A taxi passenger tapped the driver on the shoulder to ask him a question. The driver screamed, lost control of the car, nearly hit a bus, went up on the footpath, and stopped centimeters from a shop window. For a second everything went quiet in the cab, then the driver said "Look mate, don't ever do that again. You scared the daylights out of me!"
The passenger apologized and said he didn't realize that a little tap could scare him so much. The driver replied "Sorry, it's not really your fault. Today is my first day as a cab driver - I've been driving 'hearses' for the last 25 years!"
Ford is now installing voice-activated cell phones in their cars and SUVs. Do you know how these things work? If you say, "office," it'll call your office; you say, "home," it'll dial your home; and if you say, "Firestone," it'll dial 911.
A truck driver was driving along on the freeway. He passed a sign that said "low bridge ahead."
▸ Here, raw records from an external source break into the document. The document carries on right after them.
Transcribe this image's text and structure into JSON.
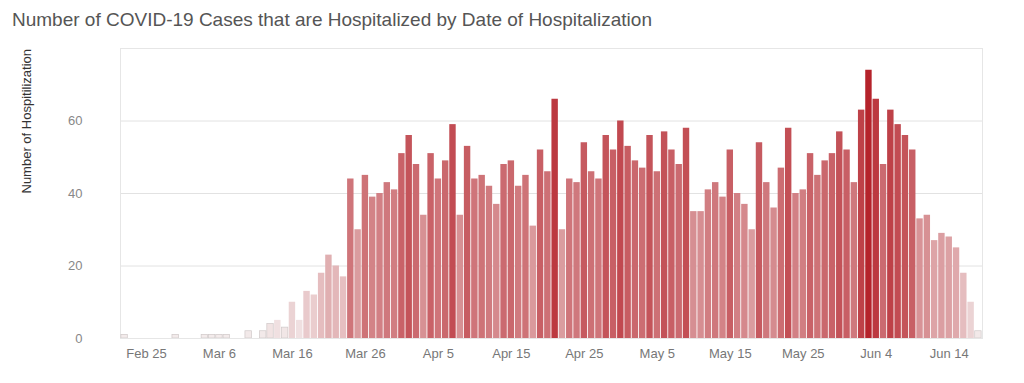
{
  "chart_data": {
    "type": "bar",
    "title": "Number of COVID-19 Cases that are Hospitalized by Date of Hospitalization",
    "y_label": "Number of Hospitilization",
    "categories": [
      null,
      null,
      null,
      "Feb 25",
      null,
      null,
      null,
      null,
      null,
      null,
      null,
      null,
      null,
      "Mar 6",
      null,
      null,
      null,
      null,
      null,
      null,
      null,
      null,
      null,
      "Mar 16",
      null,
      null,
      null,
      null,
      null,
      null,
      null,
      null,
      null,
      "Mar 26",
      null,
      null,
      null,
      null,
      null,
      null,
      null,
      null,
      null,
      "Apr 5",
      null,
      null,
      null,
      null,
      null,
      null,
      null,
      null,
      null,
      "Apr 15",
      null,
      null,
      null,
      null,
      null,
      null,
      null,
      null,
      null,
      "Apr 25",
      null,
      null,
      null,
      null,
      null,
      null,
      null,
      null,
      null,
      "May 5",
      null,
      null,
      null,
      null,
      null,
      null,
      null,
      null,
      null,
      "May 15",
      null,
      null,
      null,
      null,
      null,
      null,
      null,
      null,
      null,
      "May 25",
      null,
      null,
      null,
      null,
      null,
      null,
      null,
      null,
      null,
      "Jun 4",
      null,
      null,
      null,
      null,
      null,
      null,
      null,
      null,
      null,
      "Jun 14",
      null,
      null,
      null,
      null
    ],
    "values": [
      1,
      0,
      0,
      0,
      0,
      0,
      0,
      1,
      0,
      0,
      0,
      1,
      1,
      1,
      1,
      0,
      0,
      2,
      0,
      2,
      4,
      5,
      3,
      10,
      5,
      13,
      12,
      18,
      23,
      20,
      17,
      44,
      30,
      45,
      39,
      40,
      43,
      41,
      51,
      56,
      48,
      34,
      51,
      44,
      49,
      59,
      34,
      53,
      44,
      45,
      42,
      37,
      48,
      49,
      42,
      45,
      31,
      52,
      46,
      66,
      30,
      44,
      43,
      54,
      46,
      44,
      56,
      52,
      60,
      53,
      49,
      47,
      56,
      46,
      57,
      52,
      48,
      58,
      35,
      35,
      41,
      43,
      39,
      52,
      40,
      37,
      30,
      54,
      43,
      36,
      47,
      58,
      40,
      41,
      51,
      45,
      49,
      51,
      57,
      52,
      43,
      63,
      74,
      66,
      48,
      63,
      59,
      56,
      52,
      33,
      34,
      27,
      29,
      28,
      25,
      18,
      10,
      2
    ],
    "color": "#b5232b",
    "ylim": [
      0,
      80
    ],
    "yticks": [
      0,
      20,
      40,
      60
    ],
    "grid": true
  }
}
Before he knew it, the bridge was right ahead of him and he got stuck under the bridge. You could say that he got a rock solid "Trucker's Wedgie."
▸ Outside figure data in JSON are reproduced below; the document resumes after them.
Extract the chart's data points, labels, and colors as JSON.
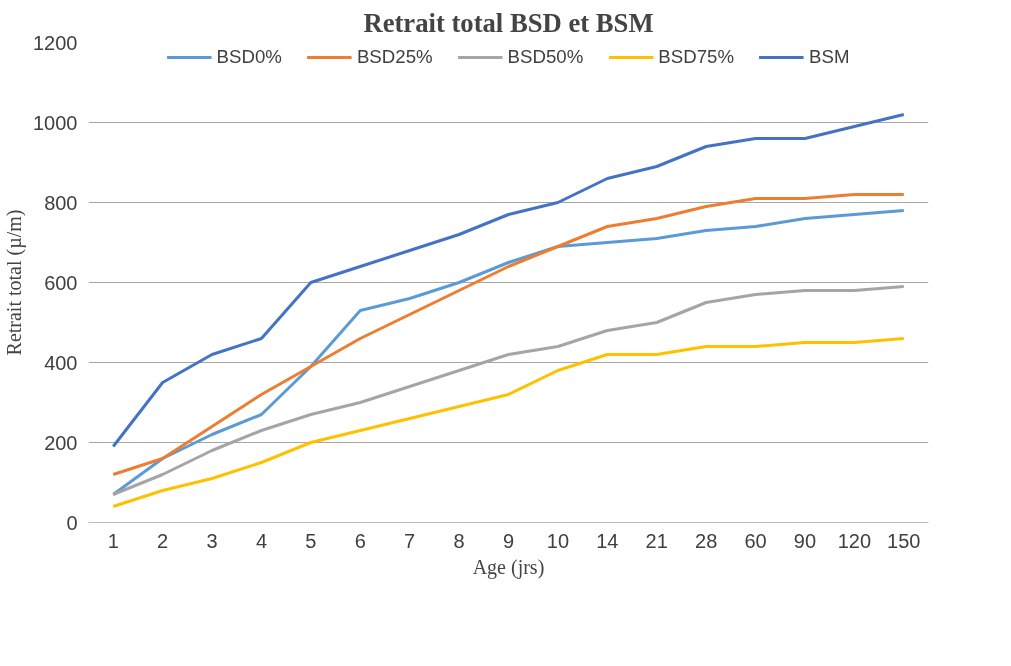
{
  "chart_data": {
    "type": "line",
    "title": "Retrait total BSD et BSM",
    "xlabel": "Age (jrs)",
    "ylabel": "Retrait total (µ/m)",
    "categories": [
      "1",
      "2",
      "3",
      "4",
      "5",
      "6",
      "7",
      "8",
      "9",
      "10",
      "14",
      "21",
      "28",
      "60",
      "90",
      "120",
      "150"
    ],
    "series": [
      {
        "name": "BSD0%",
        "color": "#5b9bd5",
        "values": [
          70,
          160,
          220,
          270,
          390,
          530,
          560,
          600,
          650,
          690,
          700,
          710,
          730,
          740,
          760,
          770,
          780
        ]
      },
      {
        "name": "BSD25%",
        "color": "#ed7d31",
        "values": [
          120,
          160,
          240,
          320,
          390,
          460,
          520,
          580,
          640,
          690,
          740,
          760,
          790,
          810,
          810,
          820,
          820
        ]
      },
      {
        "name": "BSD50%",
        "color": "#a5a5a5",
        "values": [
          70,
          120,
          180,
          230,
          270,
          300,
          340,
          380,
          420,
          440,
          480,
          500,
          550,
          570,
          580,
          580,
          590
        ]
      },
      {
        "name": "BSD75%",
        "color": "#ffc000",
        "values": [
          40,
          80,
          110,
          150,
          200,
          230,
          260,
          290,
          320,
          380,
          420,
          420,
          440,
          440,
          450,
          450,
          460
        ]
      },
      {
        "name": "BSM",
        "color": "#4472c4",
        "values": [
          190,
          350,
          420,
          460,
          600,
          640,
          680,
          720,
          770,
          800,
          860,
          890,
          940,
          960,
          960,
          990,
          1020
        ]
      }
    ],
    "ylim": [
      0,
      1200
    ],
    "yticks": [
      0,
      200,
      400,
      600,
      800,
      1000,
      1200
    ],
    "grid": "y",
    "legend": "top",
    "marker": "none",
    "line_style": "solid"
  }
}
Cars were backed up for miles. Finally, a police car pulled up. The cop got out of his car and walked around to the truck driver, put his hands on his hips and said, "Got stuck, huh?"
The truck driver said, "No officer,... I was delivering this bridge and ran out of gas!"
A middle-aged woman was driving through a school zone when a policeman pulled her over for speeding. As he was giving her the ticket, she said, "How come I always get a ticket and everyone else gets a warning? Is it my face?"
"No, ma'am," explained the officer, "it's your foot."
An old lady in a nursing home is wheeling up and down the halls in her wheelchair, making sounds like a car. As she's going down the hall, an old man jumps out of his room and says,
"Excuse me ma'am, may I see your driver's license?"
She digs around in her purse, pulls out a candy wrapper and hands it to him. He looks it over, gives her a warning and sends her on her way.
Up and down the halls she goes again. Again, the same old man jumps out of his room and says, "Excuse me ma'am but I saw you cross over the center line back there. May I see your registration, please?"
She digs around in her purse, pulls out a store receipt and hands it to him. He looks it over, gives her another warning and sends her on her way.
She zooms off again, up and down the halls, weaving all over. As she comes to the old man's room, he jumps out again. This time, he's stark naked and has an erection.
The old lady in the wheel chair looks up and says, "Oh no, not another Breathalyzer!"